2024年8月13日火曜日

翳りゆくひと。[048]


[048]

区役所を出たところにあるコンビニに入って野菜ジュースと雑誌の代金の支払いを済ませ、都合よく並びにあったY銀行であっちゃん名義の口座の通帳記入を行った。
あっちゃんのもらっている年金は、これ単独で生活するにはとてもじゃないけど十分と言える額ではないということがわかった。だからどうということでもないけれど、今後のためにこの数字は一応頭に入れておこう。

続いてF銀行に立ち寄り、N銀行で下ろして諸々の支払い後に余った現金をFB口座に入金した。この口座からはまだ医療保険とかどが引き落とされてるから、ときどき補充をしておく必要があるが、今回の入金はおおよそ半年分にしかならないのかな。気をつけておかないと。また督促とか勘弁だからな。

あっちゃんち最寄りの駅まで戻って時計を見る。何をしたつもりでもないのに、もう昼過ぎなのか。

検索して場所を確認していた小さな店の扉を押す。

「すいません、この鍵のスペア、作れますか」
「はい、大丈夫ですよ」

あっちゃんちのマンションの鍵のスペア作りである。
すでに1本行方不明のようだし、それ以上にもし何かのときに鍵がかかっていたら――以前からの危惧を解消するために、この数千円の投資は惜しくない。以前から気になっていたのに、むしろなぜ今までそこに気が回らなかったのかと自分に問いたいぐらいだ。

スペアキーの完成を待つ間、ファストフードで簡単な昼食を取り、それからアポイントを取っていたながいきセンターに向かった。

「大変ごぶさたしております。いろいろとお心遣いいただきありがとうございます」

メールや電話ではやり取りを続けさせていただいていたが、セイコさんと直接会うのは1年ぶりになる。

わたしはセイコさんから指摘されていたあっちゃんの状況と、この日の午前中に見てきたものをすり合わせるように、話をした。
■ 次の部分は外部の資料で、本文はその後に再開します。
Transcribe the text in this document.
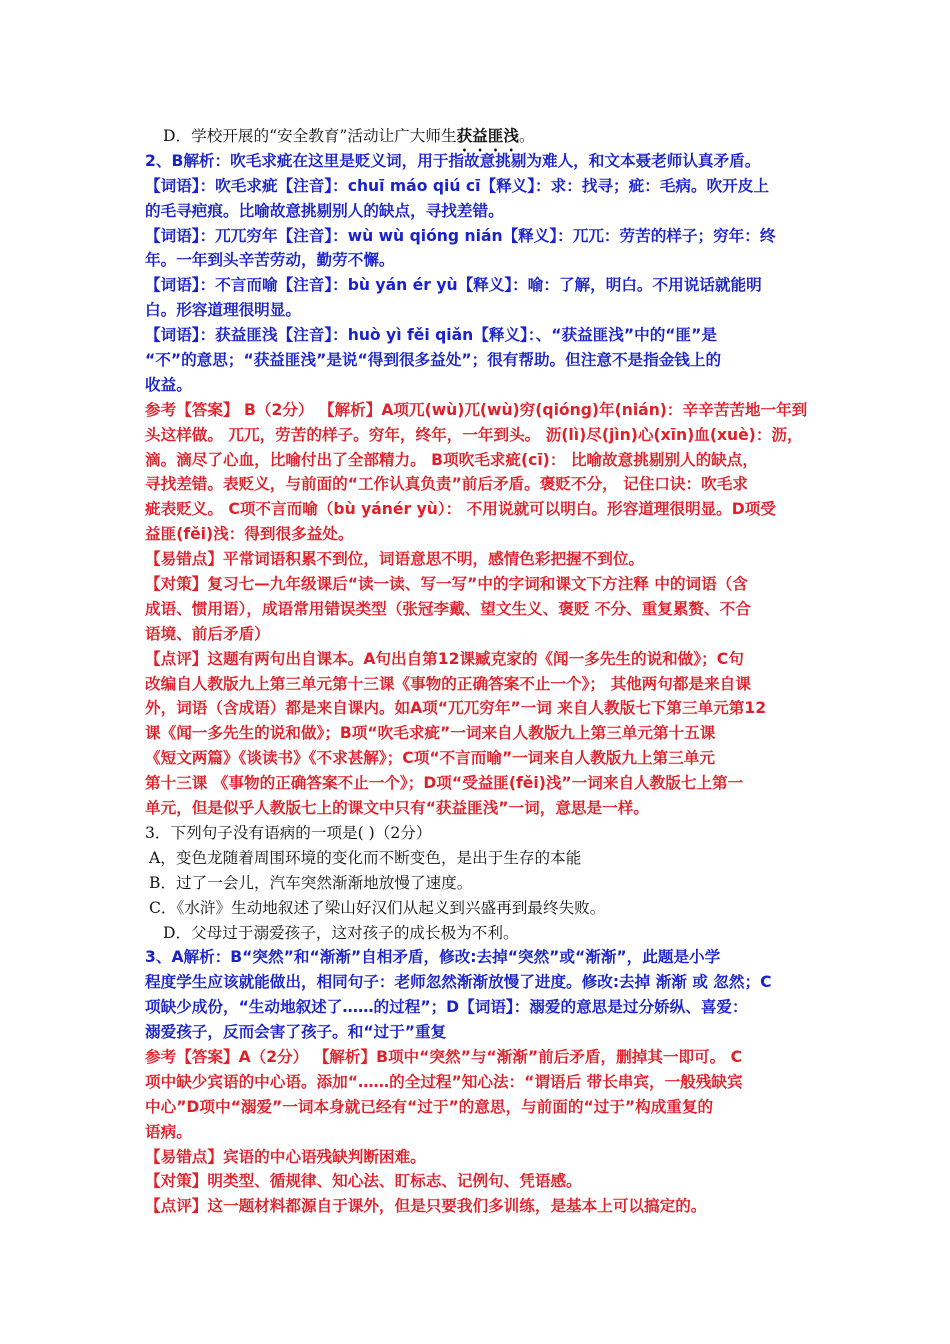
D．学校开展的“安全教育”活动让广大师生获益匪浅。
2、B解析：吹毛求疵在这里是贬义词，用于指故意挑剔为难人，和文本聂老师认真矛盾。
【词语】：吹毛求疵【注音】：chuī máo qiú cī【释义】：求：找寻；疵：毛病。吹开皮上
的毛寻疤痕。比喻故意挑剔别人的缺点，寻找差错。
【词语】：兀兀穷年【注音】：wù wù qióng nián【释义】：兀兀：劳苦的样子；穷年：终
年。一年到头辛苦劳动，勤劳不懈。
【词语】：不言而喻【注音】：bù yán ér yù【释义】：喻：了解，明白。不用说话就能明
白。形容道理很明显。
【词语】：获益匪浅【注音】：huò yì fěi qiǎn【释义】：、“获益匪浅”中的“匪”是
“不”的意思；“获益匪浅”是说“得到很多益处”；很有帮助。但注意不是指金钱上的
收益。
参考【答案】 B（2分） 【解析】A项兀(wù)兀(wù)穷(qióng)年(nián)：辛辛苦苦地一年到
头这样做。 兀兀，劳苦的样子。穷年，终年，一年到头。 沥(lì)尽(jìn)心(xīn)血(xuè)：沥，
滴。滴尽了心血，比喻付出了全部精力。 B项吹毛求疵(cī)： 比喻故意挑剔别人的缺点，
寻找差错。表贬义，与前面的“工作认真负责”前后矛盾。褒贬不分， 记住口诀：吹毛求
疵表贬义。 C项不言而喻（bù yánér yù）： 不用说就可以明白。形容道理很明显。D项受
益匪(fěi)浅：得到很多益处。
【易错点】平常词语积累不到位，词语意思不明，感情色彩把握不到位。
【对策】复习七—九年级课后“读一读、写一写”中的字词和课文下方注释 中的词语（含
成语、惯用语），成语常用错误类型（张冠李戴、望文生义、褒贬 不分、重复累赘、不合
语境、前后矛盾）
【点评】这题有两句出自课本。A句出自第12课臧克家的《闻一多先生的说和做》；C句
改编自人教版九上第三单元第十三课《事物的正确答案不止一个》； 其他两句都是来自课
外，词语（含成语）都是来自课内。如A项“兀兀穷年”一词 来自人教版七下第三单元第12
课《闻一多先生的说和做》；B项“吹毛求疵”一词来自人教版九上第三单元第十五课
《短文两篇》《谈读书》《不求甚解》；C项“不言而喻”一词来自人教版九上第三单元
第十三课 《事物的正确答案不止一个》；D项“受益匪(fěi)浅”一词来自人教版七上第一
单元，但是似乎人教版七上的课文中只有“获益匪浅”一词，意思是一样。
3．下列句子没有语病的一项是( )（2分）
A，变色龙随着周围环境的变化而不断变色，是出于生存的本能
B．过了一会儿，汽车突然渐渐地放慢了速度。
C．《水浒》生动地叙述了梁山好汉们从起义到兴盛再到最终失败。
D．父母过于溺爱孩子，这对孩子的成长极为不利。
3、A解析：B“突然”和“渐渐”自相矛盾，修改:去掉“突然”或“渐渐”，此题是小学
程度学生应该就能做出，相同句子：老师忽然渐渐放慢了进度。修改:去掉 渐渐 或 忽然；C
项缺少成份，“生动地叙述了……的过程”；D【词语】：溺爱的意思是过分娇纵、喜爱：
溺爱孩子，反而会害了孩子。和“过于”重复
参考【答案】A（2分） 【解析】B项中“突然”与“渐渐”前后矛盾，删掉其一即可。 C
项中缺少宾语的中心语。添加“……的全过程”知心法：“谓语后 带长串宾，一般残缺宾
中心”D项中“溺爱”一词本身就已经有“过于”的意思，与前面的“过于”构成重复的
语病。
【易错点】宾语的中心语残缺判断困难。
【对策】明类型、循规律、知心法、盯标志、记例句、凭语感。
【点评】这一题材料都源自于课外，但是只要我们多训练，是基本上可以搞定的。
「ご連絡いただいてたように、やはりゴミのことと、それから料理もあまりしているようには見えなくて。そのせいか体調もかなり不安ですね」
「相変わらず郵便物の確認を含め、細かいところに気が配れなくなっているようにも思えます」
「メンタルだけでなくフィジカルも衰えたという印象です。とにかく全体にQOLが下がっている、という言い方ができるでしょうか」

ひととおりわたしが話をした内容をうけ、このままひとり暮らしを続けさせるのは難しい、セイコさんとわたしはその点で一致した。

「父の老健での生活も半年になります。今後はできればふたりが一緒に暮らせる場所のほうがいいと思っています。母にとっても父と生活できるというのは望みではないかと」
「そうですね。立場上この施設はいかがでしょうと我々が直接紹介することはできないのですが、仲介していただける業者の方をご案内することはできます」
「それは助かります。ぜひお願いします」

土地勘も含めて、誰かに頼らないと自力で施設を探すのは無理だ。
セイコさんは3社のパンフレットを見せてくれた。

「こういう業者の方に探していただくのがいいかと思います」
「あの、言いにくいかもしれませんが、この3社の中でどこがいい、みたいなことはありますか?」
「ここは引っ越しのサポートもしてくれるみたいですし、最近評判は聞きますね」
「ありがとうございます。できるだけ早く次のことが決められるよう、進めていきたいと思います。ところでお土産を持ってきたんですが・・・」
「すいません、立場上受け取れないんです。お気持ちだけ」
「そうですよね、そうだと思ってました。今日はありがとうございました」

3社のパンフレットを持ってわたしはながいきセンターを辞去した。
どこに仲介をお願いするか、どういう施設を選ぶか、ここから先はまたビジネスモードだな。きちんとやれば話は進んでいくはずだ。